Tear gas used to disperse protesters outside Arizona Capitol building, officials say
Originally Published: 24 JUN 22 19:37 ET
By Steve Almasy and Melissa Alonso, CNN
(CNN) -- After the Supreme Court overturned Roe v. Wade on Friday, holding that there is no longer a federal constitutional right to an abortion, protesters and supporters of the ruling gathered at the high court's building in Washington, DC, and in other cities nationwide.
Similar demonstrations are planned across the country over the weekend, according to CNN's research. Organizations like Planned Parenthood, Bans Off Our Bodies and Women's March are among the groups organizing the events.
Late Friday, law enforcement in Arizona used tear gas to disperse a crowd of abortion rights supporters protesting outside the State Capitol in Phoenix.
"Troopers deployed tear gas after a crowd of protesters repeatedly pounded on the glass doors of the State Senate Building," Arizona Department of Public Safety spokesperson Bart Graves told CNN.
The crowd then moved across the street to the Wesley Bolin Plaza, where police used the tear gas after a monument was vandalized, Graves said.
"While working inside we were interrupted by the sound of bangs and smell of tear gas," Arizona State Rep. Sarah Liguori, a Democrat, tweeted from inside the building. She added: "Protestors cleared from the Capitol."
The demonstrations come after several Arizona abortion providers said they preemptively paused abortion services due to lack of legal clarity on the matter, according to posts on their websites.
Arizona State Rep. Justin Wilmeth, a Republican, tweeted that the legislators were working on a couple of policy items when they heard the protesters.
"As I heard it, some either banged on Senate windows or broke them and then DPS launched smoke bombs to disperse the crowds. Pure chaos for a bit," Wilmeth tweeted.
Protests took place outside the Supreme Court
In the nation's capital, one person led protesters in front of the Supreme Court in a chant of "Hands off! Hands off!" and a call-and-response of "My body! My choice!"
One woman told CNN affiliate WJLA that the decision was an outrage.
"It's illegitimate. Abortion bans are illegitimate," the woman said. "Forced motherhood is illegitimate."
Protesters asked those in attendance to donate to abortion advocates and purchase abortion pills to distribute to others.

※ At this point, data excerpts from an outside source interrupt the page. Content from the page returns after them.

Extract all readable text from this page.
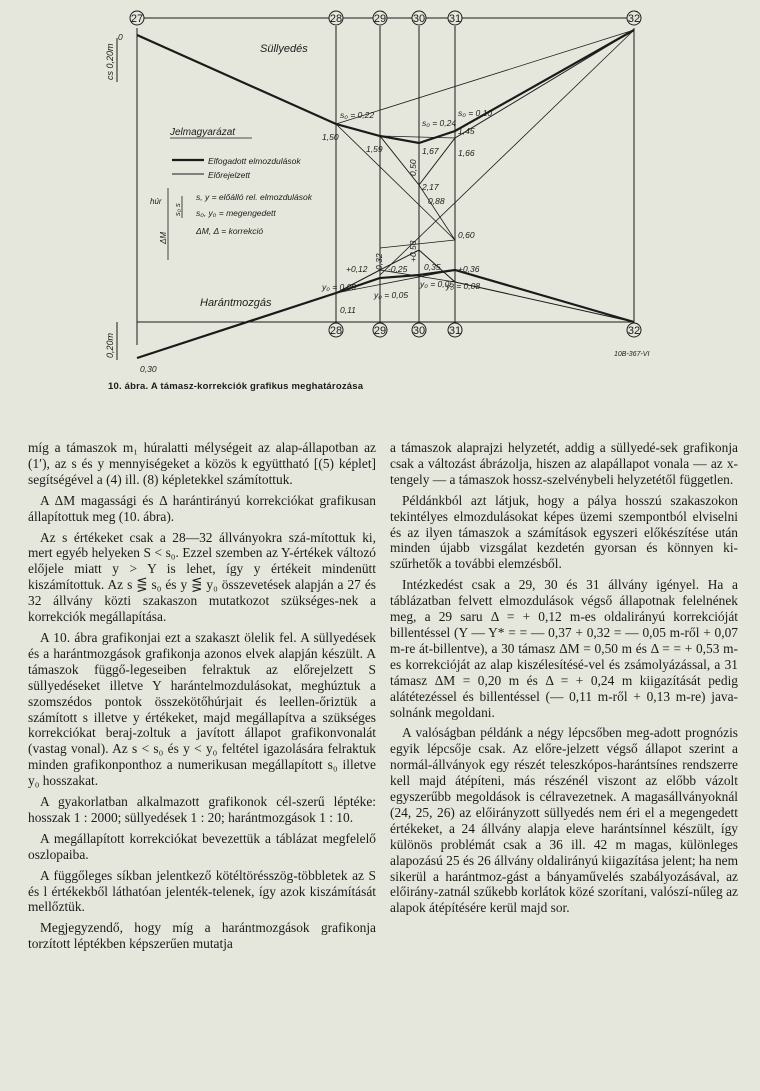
27	28	29 30 31	32
28	29 30 31	32
Süllyedés
Harántmozgás
cs 0,20m
0,20m
Jelmagyarázat
Elfogadott elmozdulások
Előrejelzett
s, y = előálló rel. elmozdulások
s₀, y₀ = megengedett
ΔM, Δ = korrekció
húr
s₀ s
ΔM
0
0,30
s₀ = 0,22
1,50
1,59
s₀ = 0,24
s₀ = 0,10
1,45
1,67 1,66
0,50
2,17
0,88
0,60
+0,53
+0,12 0,32 -0,25 0,35 +0,36
y₀ = 0,09
y₀ = 0,05
y₀ = 0,05
y₀ = 0,08
0,11
10B-367-VI
10. ábra. A támasz-korrekciók grafikus meghatározása

míg a támaszok m₁ húralatti mélységeit az alap-állapotban az (1′), az s és y mennyiségeket a közös k együttható [(5) képlet] segítségével a (4) ill. (8) képletekkel számítottuk.

A ΔM magassági és Δ harántirányú korrekciókat grafikusan állapítottuk meg (10. ábra).

Az s értékeket csak a 28—32 állványokra szá-mítottuk ki, mert egyéb helyeken S < s₀. Ezzel szemben az Y-értékek változó előjele miatt y > Y is lehet, így y értékeit mindenütt kiszámítottuk. Az s ⋚ s₀ és y ⋚ y₀ összevetések alapján a 27 és 32 állvány közti szakaszon mutatkozot szükséges-nek a korrekciók megállapítása.

A 10. ábra grafikonjai ezt a szakaszt ölelik fel. A süllyedések és a harántmozgások grafikonja azonos elvek alapján készült. A támaszok függő-legeseiben felraktuk az előrejelzett S süllyedéseket illetve Y harántelmozdulásokat, meghúztuk a szomszédos pontok összekötőhúrjait és leellen-őriztük a számított s illetve y értékeket, majd megállapítva a szükséges korrekciókat beraj-zoltuk a javított állapot grafikonvonalát (vastag vonal). Az s < s₀ és y < y₀ feltétel igazolására felraktuk minden grafikonponthoz a numerikusan megállapított s₀ illetve y₀ hosszakat.

A gyakorlatban alkalmazott grafikonok cél-szerű léptéke: hosszak 1 : 2000; süllyedések 1 : 20; harántmozgások 1 : 10.

A megállapított korrekciókat bevezettük a táblázat megfelelő oszlopaiba.

A függőleges síkban jelentkező kötéltörésszög-többletek az S és l értékekből láthatóan jelenték-telenek, így azok kiszámítását mellőztük.

Megjegyzendő, hogy míg a harántmozgások grafikonja torzított léptékben képszerűen mutatja

a támaszok alaprajzi helyzetét, addig a süllyedé-sek grafikonja csak a változást ábrázolja, hiszen az alapállapot vonala — az x-tengely — a támaszok hossz-szelvénybeli helyzetétől független.

Példánkból azt látjuk, hogy a pálya hosszú szakaszokon tekintélyes elmozdulásokat képes üzemi szempontból elviselni és az ilyen támaszok a számítások egyszeri előkészítése után minden újabb vizsgálat kezdetén gyorsan és könnyen ki-szűrhetők a további elemzésből.

Intézkedést csak a 29, 30 és 31 állvány igényel. Ha a táblázatban felvett elmozdulások végső állapotnak felelnének meg, a 29 saru Δ = + 0,12 m-es oldalirányú korrekcióját billentéssel (Y — Y* = = — 0,37 + 0,32 = — 0,05 m-ről + 0,07 m-re át-billentve), a 30 támasz ΔM = 0,50 m és Δ = = + 0,53 m-es korrekcióját az alap kiszélesítésé-vel és zsámolyázással, a 31 támasz ΔM = 0,20 m és Δ = + 0,24 m kiigazítását pedig alátétezéssel és billentéssel (— 0,11 m-ről + 0,13 m-re) java-solnánk megoldani.

A valóságban példánk a négy lépcsőben meg-adott prognózis egyik lépcsője csak. Az előre-jelzett végső állapot szerint a normál-állványok egy részét teleszkópos-harántsínes rendszerre kell majd átépíteni, más részénél viszont az előbb vázolt egyszerűbb megoldások is célravezetnek. A magasállványoknál (24, 25, 26) az előirányzott süllyedés nem éri el a megengedett értékeket, a 24 állvány alapja eleve harántsínnel készült, így különös problémát csak a 36 ill. 42 m magas, különleges alapozású 25 és 26 állvány oldalirányú kiigazítása jelent; ha nem sikerül a harántmoz-gást a bányaművelés szabályozásával, az előirány-zatnál szűkebb korlátok közé szorítani, valószí-nűleg az alapok átépítésére kerül majd sor.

Abortion rights opponents were also present in front of the Supreme Court. After the decision came down, a man -- standing amid placards including the messages "Roe is dead" and "I am the post-Roe generation" -- sprayed champagne in the air above others who were celebrating. There were several dozen abortion-rights opponents at the site during the afternoon, but it appeared they had filtered out of the crowd by evening.

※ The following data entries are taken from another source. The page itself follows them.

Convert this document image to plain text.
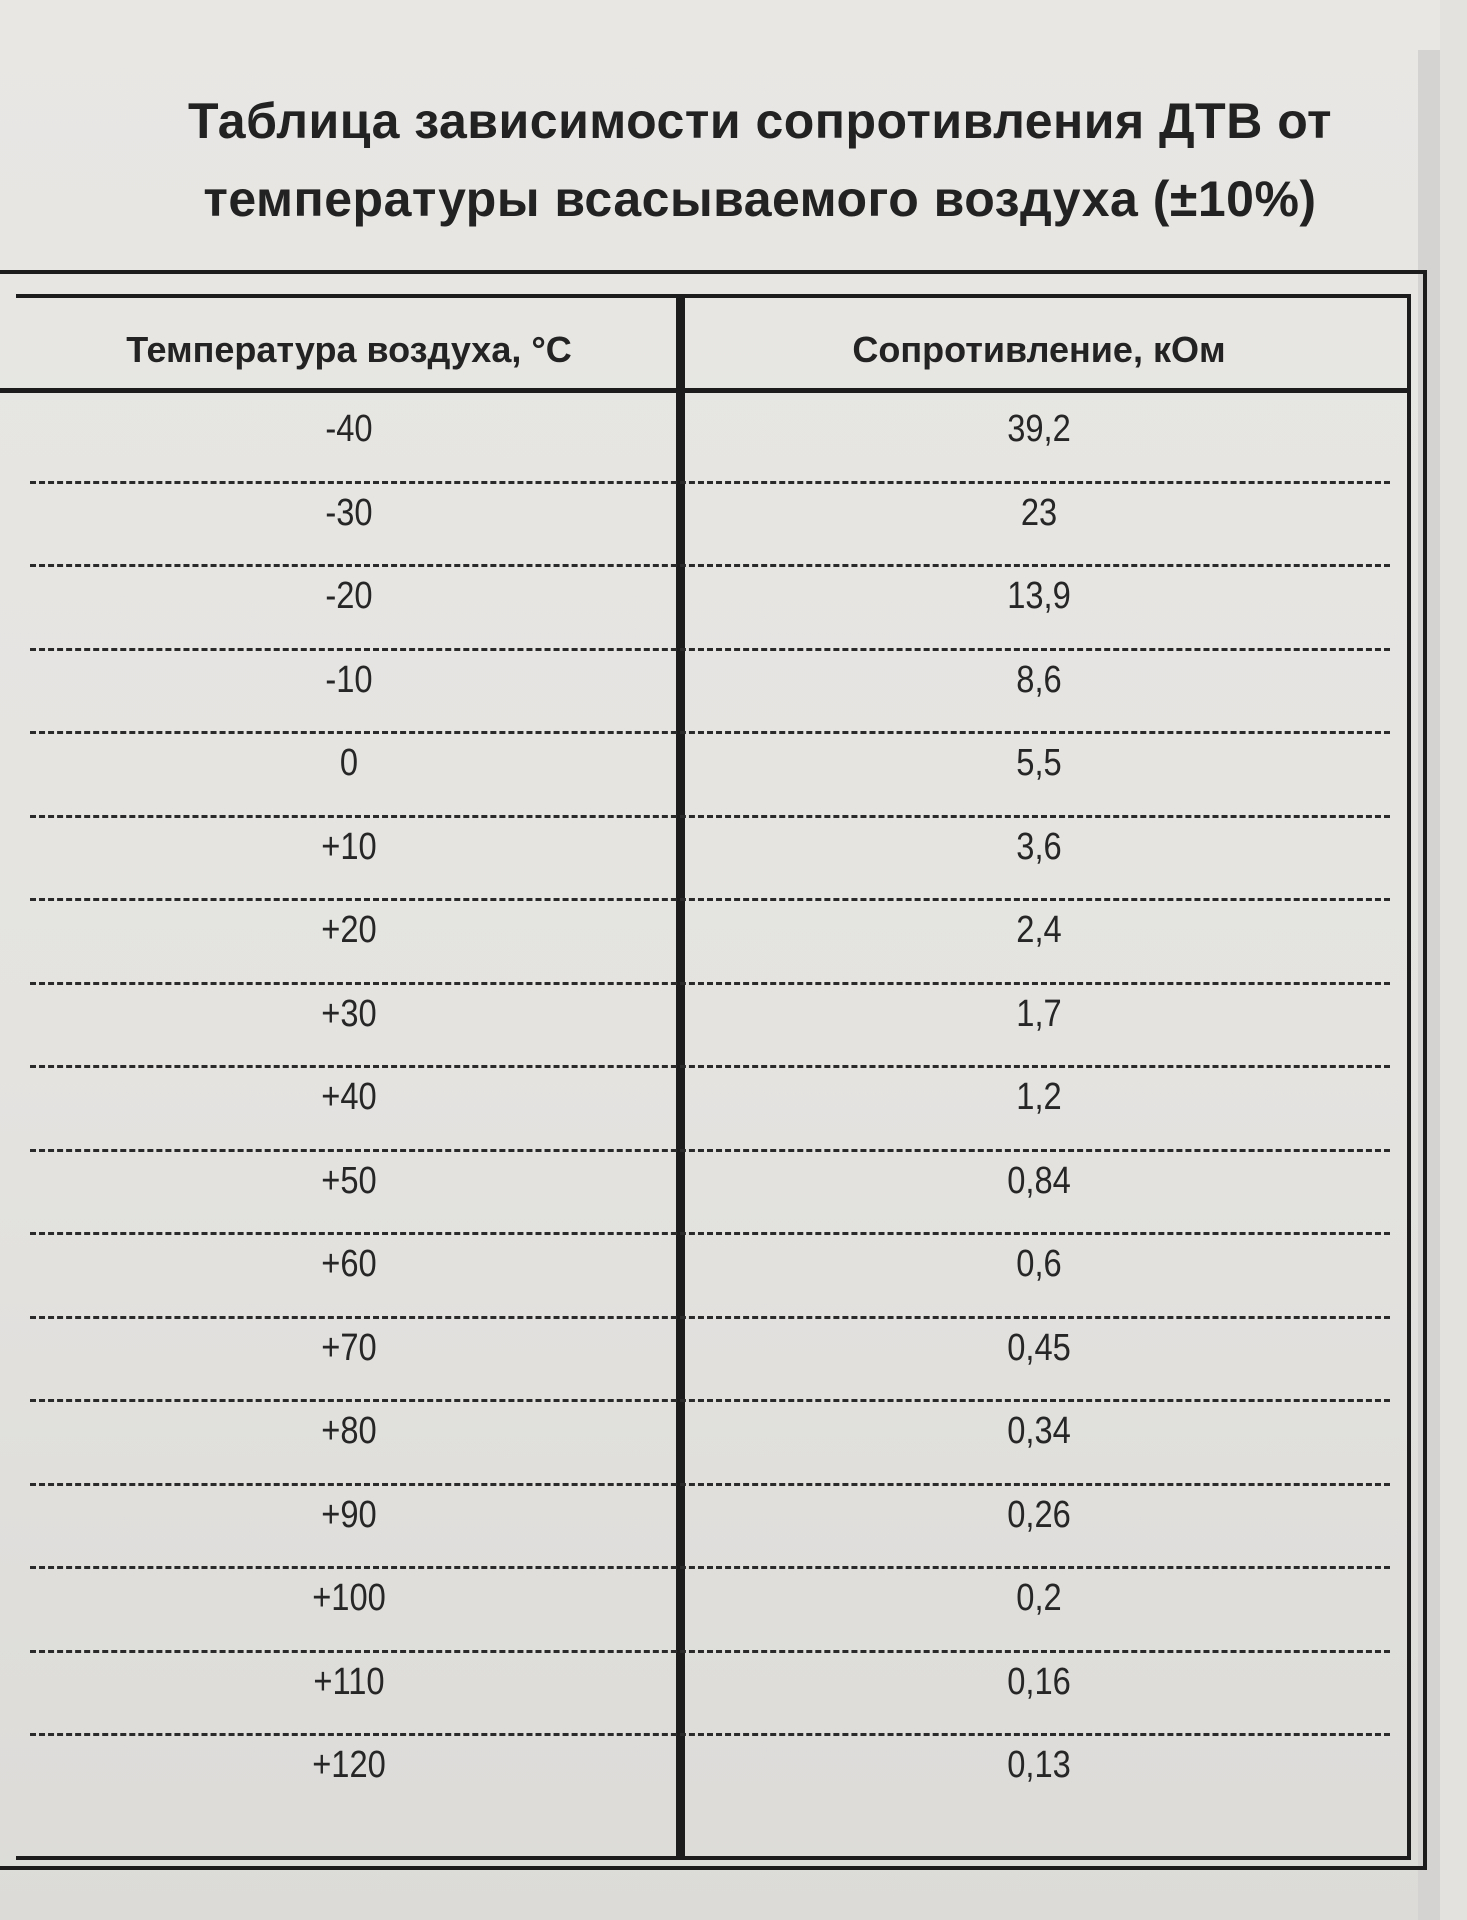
Таблица зависимости сопротивления ДТВ от
температуры всасываемого воздуха (±10%)
Температура воздуха, °C	Сопротивление, кОм
-40	39,2
-30	23
-20	13,9
-10	8,6
0	5,5
+10	3,6
+20	2,4
+30	1,7
+40	1,2
+50	0,84
+60	0,6
+70	0,45
+80	0,34
+90	0,26
+100	0,2
+110	0,16
+120	0,13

In New York's Greenwich Village, thousands of people marched and chanted in the streets. One of the chants directed the f-word at Justice Brett Kavanaugh. There were some anti-abortion activists at the march, but they were keeping a low profile and there were no confrontations seen by the CNN crew walking with the protesters.
Demonstrators in Los Angeles clogged the 110 freeway as it passed through downtown, blocking traffic. While abortion will remain legal in California, the protesters said they were showing their concern and support for women in other states.
In Atlanta, several hundred people in two different demonstrations merged and gathered in front of the Capitol. Almost all the people were protesting the decision. A CNN crew saw one counter-protester where one group began its march a few miles away.
In Texas, a large crowd gathered in front of a federal courthouse in downtown Austin. People took to a microphone to tell stories, many of fear and frustration. Some carried signs, including one that said "Pro-life is a lie, they don't care if we die."
In Washington, DC, an abortion rights activist climbed to the top of the Frederick Douglass Memorial Bridge, which was subsequently shut down. Guido Reichstadter posted videos and photos of himself on social media from the top of the bridge, where he unfurled a large green banner. Green is recognized as a symbol of abortion rights.
Reichstadter also planted a flag on the bridge that read "Don't tread on my uterus."
He told CNN while many people in the US oppose the Supreme Court's decision, their support is largely passive, which he says is not enough to ensure women have access to abortions across the country.